Shhh… no blabbing to Jachin.
Now we move on to Zoe. Zoe, as you may recall, wants nothing but Julie the American Girl for Christmas. I have it on good authority that Santa may be bringing the goods. Therefore, I am sewing Zoe something that has to do with this:
See? How they match?
And it goes with this:
Hello? Can you get more 70’s looking? I don’t see how.
And Deacon, well… okay, I’m not super-worried about Deacon reading my blog, so I’ll just flat out tell you what I’m making. (Plus, I actually work on it in front of him. Because he’s a baby. And two minutes after I’ve put it away, he’s forgotten about it. Because he’s a baby. And on Christmas day he’ll open it and be like all, Yay! I’m a baby and I’ve never seen this before in my life! )
It’s a Quiet Book. The Quiet Book that I started making when I was pregnant with Jachin. Yes, I have been working on this Quiet Book since 1998. Because have I told you how bad I am about finishing things I start? The Quiet Book is actually the token object that is referred to every time I embark on something new. Like, I will start ripping out everything in the boxes in the basement and labeling and color-coding and Jon will come down and look at me in the center of a disaster and say, “Umm, is this going to be like the Quiet Book?” And I’ll shoot him with my angry wife laser eyes. And then a week later I will have abandoned the color-coding labeling project and you won’t be able to walk around in our disaster-ridden basement.
Yeah, it’s like that.
But this Christmas is it! The Quiet Book will be completed! Jon will have a stroke! Pigs will fly by our windows on Christmas morning! And then we will shoot them and have fresh bacon!… but that’s something else entirely…

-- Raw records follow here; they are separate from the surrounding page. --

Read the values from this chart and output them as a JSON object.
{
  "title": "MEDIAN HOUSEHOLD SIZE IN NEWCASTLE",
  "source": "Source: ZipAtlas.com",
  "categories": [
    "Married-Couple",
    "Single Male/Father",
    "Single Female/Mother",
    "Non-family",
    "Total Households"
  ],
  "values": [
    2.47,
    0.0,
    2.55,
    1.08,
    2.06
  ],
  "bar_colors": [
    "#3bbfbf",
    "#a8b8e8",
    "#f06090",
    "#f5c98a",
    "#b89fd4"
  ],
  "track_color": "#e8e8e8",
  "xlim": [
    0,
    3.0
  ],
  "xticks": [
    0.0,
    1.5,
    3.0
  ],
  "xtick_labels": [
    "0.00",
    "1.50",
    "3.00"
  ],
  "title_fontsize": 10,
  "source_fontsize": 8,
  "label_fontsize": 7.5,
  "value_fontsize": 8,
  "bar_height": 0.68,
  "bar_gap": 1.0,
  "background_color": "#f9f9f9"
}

Okay, did you get a good look at creepy Jonah?
I guess a few days in a whale’s stomach would make you a little worse for wear.

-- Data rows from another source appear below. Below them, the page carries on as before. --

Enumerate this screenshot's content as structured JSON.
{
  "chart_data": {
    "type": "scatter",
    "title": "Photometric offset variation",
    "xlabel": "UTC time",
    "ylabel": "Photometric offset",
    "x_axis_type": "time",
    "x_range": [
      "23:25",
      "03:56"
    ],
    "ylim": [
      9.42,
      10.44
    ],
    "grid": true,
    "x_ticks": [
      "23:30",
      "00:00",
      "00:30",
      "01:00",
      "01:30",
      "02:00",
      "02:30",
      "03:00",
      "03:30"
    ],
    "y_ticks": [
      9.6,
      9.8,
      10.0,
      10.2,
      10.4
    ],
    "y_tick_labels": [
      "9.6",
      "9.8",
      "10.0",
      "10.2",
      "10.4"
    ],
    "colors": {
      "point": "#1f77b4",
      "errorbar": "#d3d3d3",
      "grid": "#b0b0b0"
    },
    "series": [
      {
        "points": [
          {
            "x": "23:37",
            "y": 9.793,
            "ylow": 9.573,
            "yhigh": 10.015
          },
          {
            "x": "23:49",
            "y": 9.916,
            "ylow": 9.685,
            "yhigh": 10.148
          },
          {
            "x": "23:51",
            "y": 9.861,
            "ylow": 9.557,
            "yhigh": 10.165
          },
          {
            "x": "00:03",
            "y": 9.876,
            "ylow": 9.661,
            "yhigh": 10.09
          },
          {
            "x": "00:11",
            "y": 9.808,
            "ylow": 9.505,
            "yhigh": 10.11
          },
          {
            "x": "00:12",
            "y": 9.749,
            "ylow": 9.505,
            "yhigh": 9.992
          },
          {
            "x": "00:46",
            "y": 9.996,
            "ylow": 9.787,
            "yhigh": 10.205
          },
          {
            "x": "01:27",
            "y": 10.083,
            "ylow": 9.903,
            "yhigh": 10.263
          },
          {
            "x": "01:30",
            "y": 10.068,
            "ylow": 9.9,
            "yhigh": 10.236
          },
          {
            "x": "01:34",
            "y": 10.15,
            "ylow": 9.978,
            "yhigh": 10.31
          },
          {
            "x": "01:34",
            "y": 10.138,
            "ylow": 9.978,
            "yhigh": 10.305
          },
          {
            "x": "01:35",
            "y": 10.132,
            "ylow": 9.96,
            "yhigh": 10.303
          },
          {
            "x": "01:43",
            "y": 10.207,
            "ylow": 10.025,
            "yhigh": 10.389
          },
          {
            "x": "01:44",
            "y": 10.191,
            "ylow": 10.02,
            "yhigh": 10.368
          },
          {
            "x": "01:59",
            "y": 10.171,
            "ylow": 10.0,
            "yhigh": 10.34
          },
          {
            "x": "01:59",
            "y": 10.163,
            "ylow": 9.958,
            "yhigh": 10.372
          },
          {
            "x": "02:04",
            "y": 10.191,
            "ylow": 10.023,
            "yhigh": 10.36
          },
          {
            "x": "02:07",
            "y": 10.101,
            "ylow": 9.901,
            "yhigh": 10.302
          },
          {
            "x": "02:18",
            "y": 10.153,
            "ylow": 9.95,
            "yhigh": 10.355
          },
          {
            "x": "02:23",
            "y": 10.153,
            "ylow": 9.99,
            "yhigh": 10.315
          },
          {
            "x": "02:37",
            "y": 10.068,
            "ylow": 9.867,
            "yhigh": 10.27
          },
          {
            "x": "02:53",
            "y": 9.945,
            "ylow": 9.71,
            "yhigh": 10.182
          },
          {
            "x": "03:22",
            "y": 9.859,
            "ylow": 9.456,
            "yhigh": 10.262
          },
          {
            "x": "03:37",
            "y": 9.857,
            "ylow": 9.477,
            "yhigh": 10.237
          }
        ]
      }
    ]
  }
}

Anyhoo… these are my current projects. Things that I have to finish before Christmas morning. Which — if I know anything about myself — means that I will be up until 3am Christmas Eve finishing them.
Tuesday night Jon, Jachin, and I went to the symphony. Utah Symphony was doing a performance called “Play! A Video Game Symphony” It was all video game music, all the time.
And it was amazing.
Who knew that video game music was so beautiful? Who knew that you could close your eyes and imagine a whole other world of sweeping, magical landscapes and winged creatures? Hmm, everyone but me, huh? Yeah, I’m not much of a gamer. But you didn’t have to be to appreciate the awesome music coming out of Abravanel Hall.
For the symphony, I told Jachin he had to wear fancy clothes. It was a problem because none of us really own fancy clothes. So I changed the requirement to “nice-ish” clothes. He came out of his room wearing his tuxedo shirt.
Good enough for me.
Also, when we asked him where he wanted to go to dinner for his fancy night out on the town, his response was “Subway”.